Descontando las víctimas mortales y los heridos, el sabotaje a la hidroeléctrica del Guri en Venezuela es el equivalente latinoamericano al derribo de las Torres Gemelas del World Trade Center de Nueva York. Para realizar hechos de esa envergadura, además de maldad, se necesitan recursos tecnológicos fuera del alcance común.

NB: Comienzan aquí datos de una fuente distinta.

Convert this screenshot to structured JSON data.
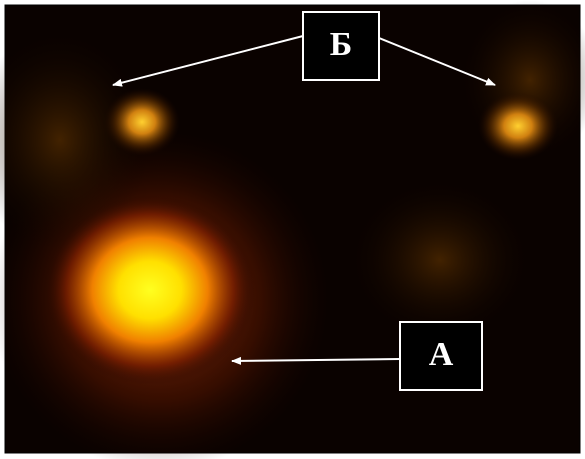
{
  "labels": {
    "top": "Б",
    "bottom": "А"
  }
}
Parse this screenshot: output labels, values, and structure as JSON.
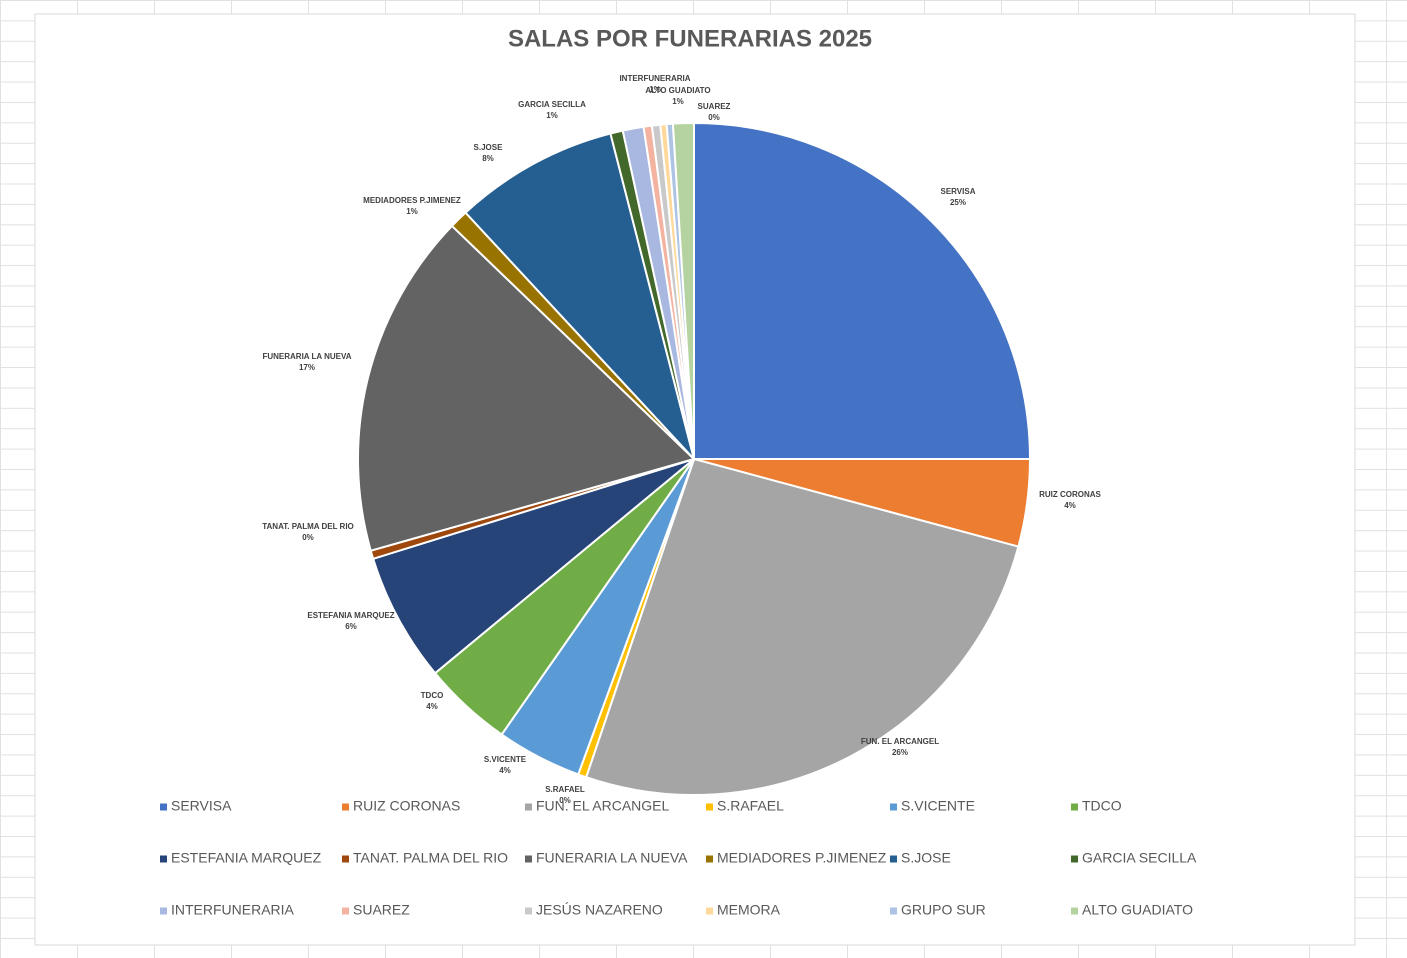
{
  "chart_data": {
    "type": "pie",
    "title": "SALAS POR FUNERARIAS 2025",
    "categories": [
      "SERVISA",
      "RUIZ CORONAS",
      "FUN.  EL ARCANGEL",
      "S.RAFAEL",
      "S.VICENTE",
      "TDCO",
      "ESTEFANIA MARQUEZ",
      "TANAT. PALMA DEL RIO",
      "FUNERARIA LA NUEVA",
      "MEDIADORES P.JIMENEZ",
      "S.JOSE",
      "GARCIA SECILLA",
      "INTERFUNERARIA",
      "SUAREZ",
      "JESÚS NAZARENO",
      "MEMORA",
      "GRUPO SUR",
      "ALTO GUADIATO"
    ],
    "values": [
      25,
      4.2,
      26,
      0.4,
      4.1,
      4.3,
      6.2,
      0.4,
      16.6,
      0.9,
      7.9,
      0.6,
      1,
      0.4,
      0.4,
      0.3,
      0.3,
      1
    ],
    "value_labels": [
      "25%",
      "4%",
      "26%",
      "0%",
      "4%",
      "4%",
      "6%",
      "0%",
      "17%",
      "1%",
      "8%",
      "1%",
      "1%",
      "0%",
      null,
      null,
      null,
      "1%"
    ],
    "colors": [
      "#4472c4",
      "#ed7d31",
      "#a5a5a5",
      "#ffc000",
      "#5b9bd5",
      "#70ad47",
      "#264478",
      "#9e480e",
      "#636363",
      "#997300",
      "#255e91",
      "#43682b",
      "#a9b8e0",
      "#f4b3a0",
      "#c9c9c9",
      "#ffd89a",
      "#adc3e4",
      "#b5d3a0"
    ],
    "legend": "bottom"
  }
}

Usualmente ante un sabotaje o acto terrorista de grandes proporciones, por criminal o despreciable que sea, la organización que lo realizó se lo atribuye. Algunos son tan cruentos o repugnantes que quienes no fueron se apresuran a aclararlo. No ha ocurrido así con el megapagón eléctrico en Venezuela, y que según afirma, el gobierno es resultado de un sabotaje presuntamente realizado por Estados Unidos.
Esta vez no se trata de una acción más o menos convencional realizada por un comando terrorista, un radical suicida, un coche bomba, o un ataque aéreo como los protagonizados por Israel contra instalaciones nucleares de algunos países árabes. En este caso parece haberse empleado alguna aplicación de alta tecnología cibernética puesta al servicio del mal.
Al relatar los hechos, el presidente Maduro afirmó que se trató de dos ataques, ambos a distancia, uno cibernético el pasado día 8, que afectó el mecanismo de control automático del funcionamiento de las veinte turbinas con que cuenta la planta hidroeléctrica que al fallar desataron una desconexión general del sistema electroenergético del país, generando un megapagón, y el otro electromagnético, efectuado 24 horas después, contra una subestación de distribución y sus líneas.
Un apagón de esa escala afecta al conjunto de la economía y los servicios en primer lugar, la extracción de petróleo y las refinerías, silencia la radio y la televisión, paraliza a todas las instituciones, e incide sobre la vida de las personas. Sin electricidad no funcionan las fábricas ni las minas, tampoco comercios, restaurantes, bancos cajeros electrónicos, y los servicios hospitalarios, especialmente sus áreas más vulnerables como los cuerpos de guardia, salas de emergencia, operaciones, cuidados intensivos, maternidad y neonatología.
La falta de electricidad anula internet y todos los servicios y actividades relacionadas con ella, se paralizan los metros, dejan de funcionar los semáforos y la telefonía, así como los refrigeradores y equipos de climatización. Se cierran los aeropuertos, al apagarse los semáforos el tráfico se caotiza, y cientos de personas quedan atrapadas en los ascensores de los edificios. Se paraliza el bombeo de agua y cierran escuelas y universidades. Al fallar las comunicaciones, el gobierno nacional y las autoridades locales pierden capacidad para administrar la crisis. El orden público se debilita y ocurren saqueos y desmanes.
Según el gobierno, que afirma poseer pruebas que mostrará a Michel Bachelet, comisionada de Naciones Unidas cuando visite el país, los autores materiales, quizás por el éter, tal vez desde algún satélite o servidor remoto, han golpeado con rudeza inaudita el corazón de los controles automáticos que regulan el funcionamiento de las turbinas generadoras de hidroeléctrica Simón Bolívar.
Cuentan que, al referirse a los hechos, el secretario de Estado de Estados Unidos, Mike Pompeo, comentó que: “En Venezuela no hay comida. No hay medicinas. Ahora, no hay energía. A continuación, no habrá Maduro…”. Como si la frivolidad del comentario no fuera suficiente para repudiarlo, vincular la tragedia que vive el país con los esfuerzos para sacar al presidente Maduro del poder es profundamente cínico. Un comentario no alcanza. Luego les cuento.